The partial return to normality following the worst period of the coronavirus pandemic, and the outbreak of war in Ukraine, have both somewhat dented investor appetite in the sector, with most companies having seen significant declines in their share price over the past year.

Nonetheless, Staffan Ekstrom, a partner at EY’s investment banking arm that has worked on most of Embracer’s deals, is confident the pace of dealmaking is likely to intensify, as the battle for strong games and new technologies heats up.

Wingefors said he plans to make a similar number of acquisitions in the months and years ahead, and will be looking to expand into newer markets, including the burgeoning area of free-to-play games, as well as countries like the UK, the US, Poland, France and China.

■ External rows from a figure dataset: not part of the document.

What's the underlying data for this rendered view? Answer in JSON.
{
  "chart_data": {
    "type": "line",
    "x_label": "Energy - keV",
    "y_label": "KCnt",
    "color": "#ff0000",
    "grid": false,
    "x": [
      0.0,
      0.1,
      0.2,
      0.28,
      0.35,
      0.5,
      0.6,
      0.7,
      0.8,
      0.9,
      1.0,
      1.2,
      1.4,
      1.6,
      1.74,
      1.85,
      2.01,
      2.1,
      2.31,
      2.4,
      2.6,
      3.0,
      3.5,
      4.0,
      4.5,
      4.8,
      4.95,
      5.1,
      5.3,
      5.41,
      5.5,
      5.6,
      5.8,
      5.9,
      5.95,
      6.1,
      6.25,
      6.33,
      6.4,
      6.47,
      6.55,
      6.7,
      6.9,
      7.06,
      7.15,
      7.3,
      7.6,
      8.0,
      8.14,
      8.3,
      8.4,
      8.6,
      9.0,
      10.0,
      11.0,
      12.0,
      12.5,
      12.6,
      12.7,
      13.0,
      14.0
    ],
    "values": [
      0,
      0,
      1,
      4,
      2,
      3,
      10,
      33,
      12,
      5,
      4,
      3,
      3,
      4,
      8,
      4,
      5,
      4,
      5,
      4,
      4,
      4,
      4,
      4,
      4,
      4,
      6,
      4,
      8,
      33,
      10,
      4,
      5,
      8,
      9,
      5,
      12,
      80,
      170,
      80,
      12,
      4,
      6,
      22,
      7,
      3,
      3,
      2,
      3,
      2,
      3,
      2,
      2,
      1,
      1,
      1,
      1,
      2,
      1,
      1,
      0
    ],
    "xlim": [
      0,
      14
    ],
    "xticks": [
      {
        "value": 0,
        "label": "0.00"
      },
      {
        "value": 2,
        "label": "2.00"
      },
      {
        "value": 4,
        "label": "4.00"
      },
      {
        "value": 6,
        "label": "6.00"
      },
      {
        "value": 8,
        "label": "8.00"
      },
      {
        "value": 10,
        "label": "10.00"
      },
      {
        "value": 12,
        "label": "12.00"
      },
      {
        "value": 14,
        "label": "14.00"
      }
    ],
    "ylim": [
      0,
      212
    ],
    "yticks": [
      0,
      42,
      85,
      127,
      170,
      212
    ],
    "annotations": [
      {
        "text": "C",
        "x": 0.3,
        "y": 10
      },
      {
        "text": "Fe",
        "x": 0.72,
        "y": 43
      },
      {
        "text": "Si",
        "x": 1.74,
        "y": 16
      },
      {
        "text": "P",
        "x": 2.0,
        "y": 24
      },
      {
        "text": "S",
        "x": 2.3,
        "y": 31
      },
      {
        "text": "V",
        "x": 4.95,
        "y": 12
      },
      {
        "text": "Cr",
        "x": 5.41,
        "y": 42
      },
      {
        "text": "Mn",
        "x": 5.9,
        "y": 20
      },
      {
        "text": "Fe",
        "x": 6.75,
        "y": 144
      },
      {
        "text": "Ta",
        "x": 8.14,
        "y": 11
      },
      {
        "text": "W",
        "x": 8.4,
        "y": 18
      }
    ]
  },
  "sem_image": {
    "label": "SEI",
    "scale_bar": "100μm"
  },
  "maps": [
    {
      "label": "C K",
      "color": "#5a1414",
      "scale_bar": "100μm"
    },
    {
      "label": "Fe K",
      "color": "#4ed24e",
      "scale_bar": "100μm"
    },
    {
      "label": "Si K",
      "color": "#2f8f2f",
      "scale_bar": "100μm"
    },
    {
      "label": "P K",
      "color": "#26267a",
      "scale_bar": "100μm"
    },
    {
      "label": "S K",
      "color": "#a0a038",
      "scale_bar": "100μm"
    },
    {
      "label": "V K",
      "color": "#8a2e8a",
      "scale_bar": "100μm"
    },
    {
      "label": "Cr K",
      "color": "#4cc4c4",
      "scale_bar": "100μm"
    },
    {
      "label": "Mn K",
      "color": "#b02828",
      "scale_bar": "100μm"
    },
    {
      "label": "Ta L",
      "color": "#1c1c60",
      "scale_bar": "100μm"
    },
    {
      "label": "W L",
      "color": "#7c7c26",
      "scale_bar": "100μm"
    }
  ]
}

But while it is clear that Embracer’s acquisitive strategy was well tuned for gaming’s boom times, it is less obvious whether Wingefors will be able to lead his disparate empire to new heights through a period of greater market turbulence. Embracer is heavily exposed to the effects of the war in Ukraine, with 1,000 employees in Russia, 250 in Belarus and 200 in Ukraine, many of whom work on game development.

For Jefferies’ Rumph, Embracer’s “success could just be an accident of timing”. 

“The worry is that they’re going to spend more money just as consumers are about to draw their horns in,” he said. “You think you’re a genius buying a bog-standard house in a middling suburb, and doing it up, thinking it will make more money. But in the end, it’s still just a bog-standard house in the same location.”